The Hobby name is one that most Texans recognize immediately. Media, philanthropy, and public service have all punctuated the family’s legacy for more than a century.

William P. Hobby Sr. served as governor from 1917 to 1921. In 1953 Oveta Culp Hobby became the first secretary of the Department of Health, Education, and Welfare—and only the second woman to hold a Cabinet position. Their son, William P. Hobby Jr., became the longest-serving lieutenant governor in the history of Texas, from 1973 to 1991. His son, Paul, served as the chief of staff of his successor, Bob Bullock, and a few years after that, Paul ran for comptroller, losing to Carole Keeton Strayhorn by a mere 20,000 votes. And in Houston, it’s hard to overlook Hobby Airport, the Hobby Center for the Performing Arts, the Hobby School of Public Affairs at the University of Houston, and, well, you get the idea.

I mention all of this because this issue of Texas Monthly is historic: on November 1, Paul Hobby and Genesis Park, the Houston-based private equity firm he runs, purchased our venerable brand. In our 43-year history, we have had only two principal owners. Michael R. Levy founded Texas Monthly in the early seventies, and the first issue appeared in February 1973. I was relatively new to the staff when Levy sold it to Indiana-based Emmis Communications, in 1998, which ran Texas Monthly until this year. Now we enter a new era, one that is full of promise and optimism.

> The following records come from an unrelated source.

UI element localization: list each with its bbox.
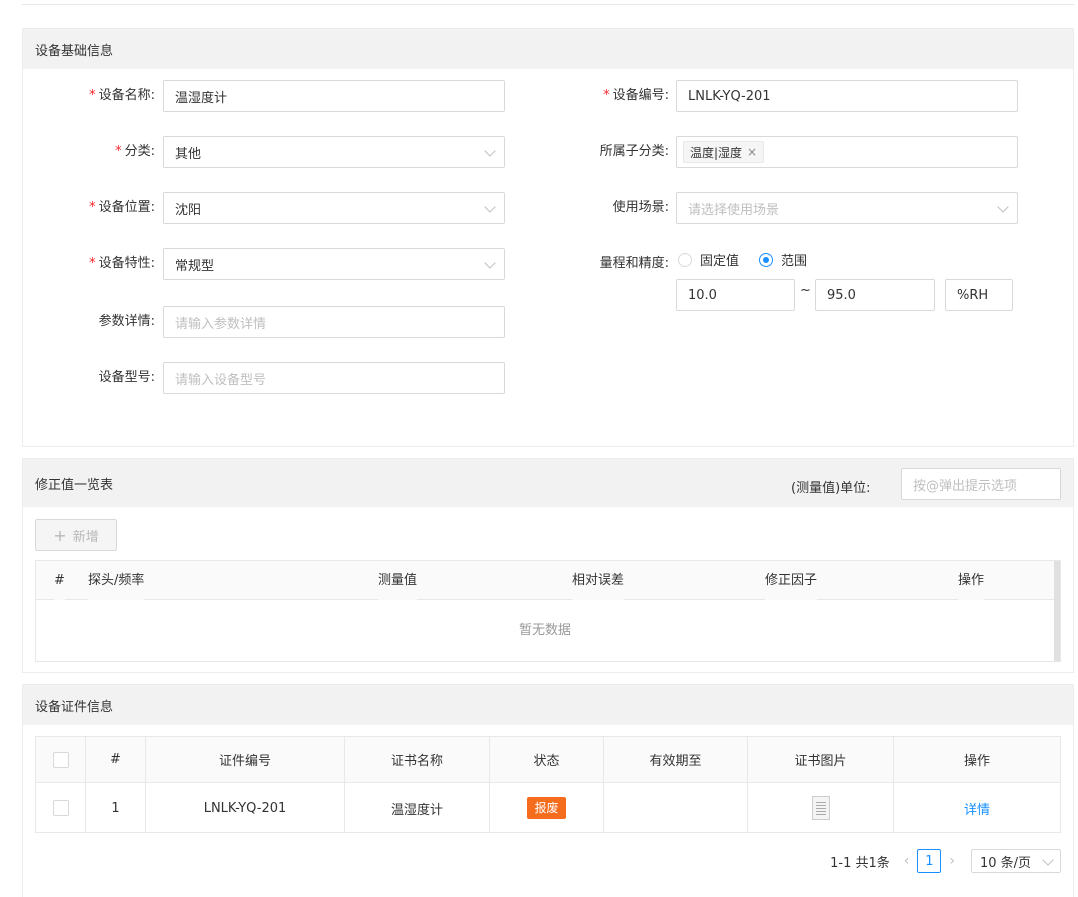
row-action-cell: 详情 — [894, 783, 1060, 833]
certificate-table: # 证件编号 证书名称 状态 有效期至 证书图片 操作 1 LNLK-YQ-20… — [35, 736, 1061, 833]
basic-info-panel: 设备基础信息 * 设备名称: 温湿度计 * 分类: 其他 * 设备位置: 沈阳 * 设备… — [22, 28, 1074, 447]
location-label: * 设备位置: — [89, 200, 155, 215]
table-row: 1 LNLK-YQ-201 温湿度计 报废 详情 — [36, 783, 1060, 833]
scrollbar[interactable] — [1054, 561, 1060, 661]
unit-input[interactable]: 按@弹出提示选项 — [901, 468, 1061, 500]
model-input[interactable]: 请输入设备型号 — [163, 362, 505, 394]
radio-range[interactable]: 范围 — [759, 250, 807, 269]
col-action: 操作 — [958, 561, 985, 600]
row-valid-until — [604, 783, 748, 833]
plus-icon: + — [53, 525, 67, 545]
certificate-thumbnail[interactable] — [811, 796, 830, 820]
col-probe: 探头/频率 — [88, 561, 145, 600]
detail-link[interactable]: 详情 — [964, 799, 990, 818]
chevron-down-icon — [484, 201, 496, 213]
table-header — [36, 561, 1054, 600]
col-action: 操作 — [963, 754, 990, 769]
close-icon[interactable]: × — [747, 145, 757, 159]
correction-table: # 探头/频率 测量值 相对误差 修正因子 操作 暂无数据 — [35, 560, 1061, 662]
subcategory-label: 所属子分类: — [599, 144, 669, 159]
required-mark: * — [115, 144, 122, 159]
range-min-input[interactable]: 10.0 — [676, 279, 795, 311]
name-label: * 设备名称: — [89, 88, 155, 103]
select-all-cell — [36, 737, 86, 782]
chevron-right-icon[interactable]: › — [949, 853, 955, 869]
required-mark: * — [89, 200, 96, 215]
scene-label: 使用场景: — [612, 200, 669, 215]
code-label: * 设备编号: — [603, 88, 669, 103]
col-cert-name: 证书名称 — [345, 737, 490, 782]
certificate-panel: 设备证件信息 # 证件编号 证书名称 状态 有效期至 证书图片 操作 1 LNL… — [22, 684, 1074, 897]
category-select[interactable]: 其他 — [163, 136, 505, 168]
range-unit-input[interactable]: %RH — [945, 279, 1013, 311]
range-label: 量程和精度: — [599, 256, 669, 271]
empty-text: 暂无数据 — [518, 623, 571, 638]
col-relative-error: 相对误差 — [572, 561, 625, 600]
scene-select[interactable]: 请选择使用场景 — [676, 192, 1018, 224]
chevron-down-icon — [484, 145, 496, 157]
add-button[interactable]: + 新增 — [35, 519, 117, 551]
chevron-down-icon — [484, 257, 496, 269]
col-index: # — [86, 737, 146, 782]
subcategory-select[interactable]: 温度|湿度 × — [676, 136, 1018, 168]
chevron-down-icon — [1042, 854, 1054, 866]
row-status-cell: 报废 — [490, 783, 604, 833]
table-header: # 证件编号 证书名称 状态 有效期至 证书图片 操作 — [36, 737, 1060, 783]
col-cert-image: 证书图片 — [748, 737, 894, 782]
select-all-checkbox[interactable] — [52, 751, 69, 768]
chevron-down-icon — [997, 201, 1009, 213]
pagination: 1-1 共1条 ‹ 1 › 10 条/页 — [830, 849, 1061, 873]
model-label: 设备型号: — [98, 370, 155, 385]
category-label: * 分类: — [115, 144, 155, 159]
pager-current-page[interactable]: 1 — [917, 849, 942, 873]
row-image-cell — [748, 783, 894, 833]
range-max-input[interactable]: 95.0 — [815, 279, 935, 311]
col-index: # — [54, 561, 65, 600]
row-cert-name: 温湿度计 — [345, 783, 490, 833]
row-cert-no: LNLK-YQ-201 — [146, 783, 345, 833]
row-select-cell — [36, 783, 86, 833]
subcategory-tag: 温度|湿度 × — [683, 141, 765, 163]
radio-circle — [678, 252, 692, 267]
required-mark: * — [89, 256, 96, 271]
param-input[interactable]: 请输入参数详情 — [163, 306, 505, 338]
name-input[interactable]: 温湿度计 — [163, 80, 505, 112]
certificate-title: 设备证件信息 — [23, 685, 1073, 725]
location-select[interactable]: 沈阳 — [163, 192, 505, 224]
row-checkbox[interactable] — [52, 800, 69, 816]
status-badge: 报废 — [527, 797, 566, 819]
pager-summary: 1-1 共1条 — [830, 855, 890, 871]
col-measured: 测量值 — [378, 561, 418, 600]
top-divider — [22, 4, 1074, 5]
basic-info-title: 设备基础信息 — [23, 29, 1073, 69]
col-cert-no: 证件编号 — [146, 737, 345, 782]
range-separator: ~ — [800, 283, 811, 298]
chevron-left-icon[interactable]: ‹ — [904, 853, 910, 869]
required-mark: * — [603, 88, 610, 103]
col-valid-until: 有效期至 — [604, 737, 748, 782]
required-mark: * — [89, 88, 96, 103]
feature-label: * 设备特性: — [89, 256, 155, 271]
correction-title: 修正值一览表 — [35, 477, 114, 493]
row-index: 1 — [86, 783, 146, 833]
correction-panel: 修正值一览表 (测量值)单位: 按@弹出提示选项 + 新增 # 探头/频率 测量值… — [22, 458, 1074, 673]
unit-label: (测量值)单位: — [791, 481, 871, 496]
radio-fixed[interactable]: 固定值 — [678, 250, 739, 269]
col-factor: 修正因子 — [765, 561, 818, 600]
col-status: 状态 — [490, 737, 604, 782]
page-size-select[interactable]: 10 条/页 — [971, 849, 1061, 873]
param-label: 参数详情: — [98, 314, 155, 329]
feature-select[interactable]: 常规型 — [163, 248, 505, 280]
radio-circle-checked — [759, 252, 773, 267]
code-input[interactable]: LNLK-YQ-201 — [676, 80, 1018, 112]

Our faith in Paul is not unfounded. His family published the Houston Post and the American Journalism Review for many years and owned local television and radio stations as well. Paul has served as the chairman of the Houston branch of the Federal Reserve Bank of Dallas, the Texas Ethics Commission, the Greater Houston Partnership, and the Texas General Services Commission, among others. For those readers who worry our political coverage could be affected because Hobby was a Democratic nominee eighteen years ago, remember that his grandmother was in Eisenhower’s Cabinet, his uncle was President George H. W. Bush’s ambassador to the Court of St. James’s, and he was appointed to the Ethics Commission by a Republican speaker of the Texas House.

I can assure you that our editorial independence, which has been a hallmark of our journalism, will remain. And you will see a renewed energy for covering the state as robustly as possible, with an expansion of our digital coverage and our live events. That’s good news for Texas Monthly and, I hope, for all of Texas.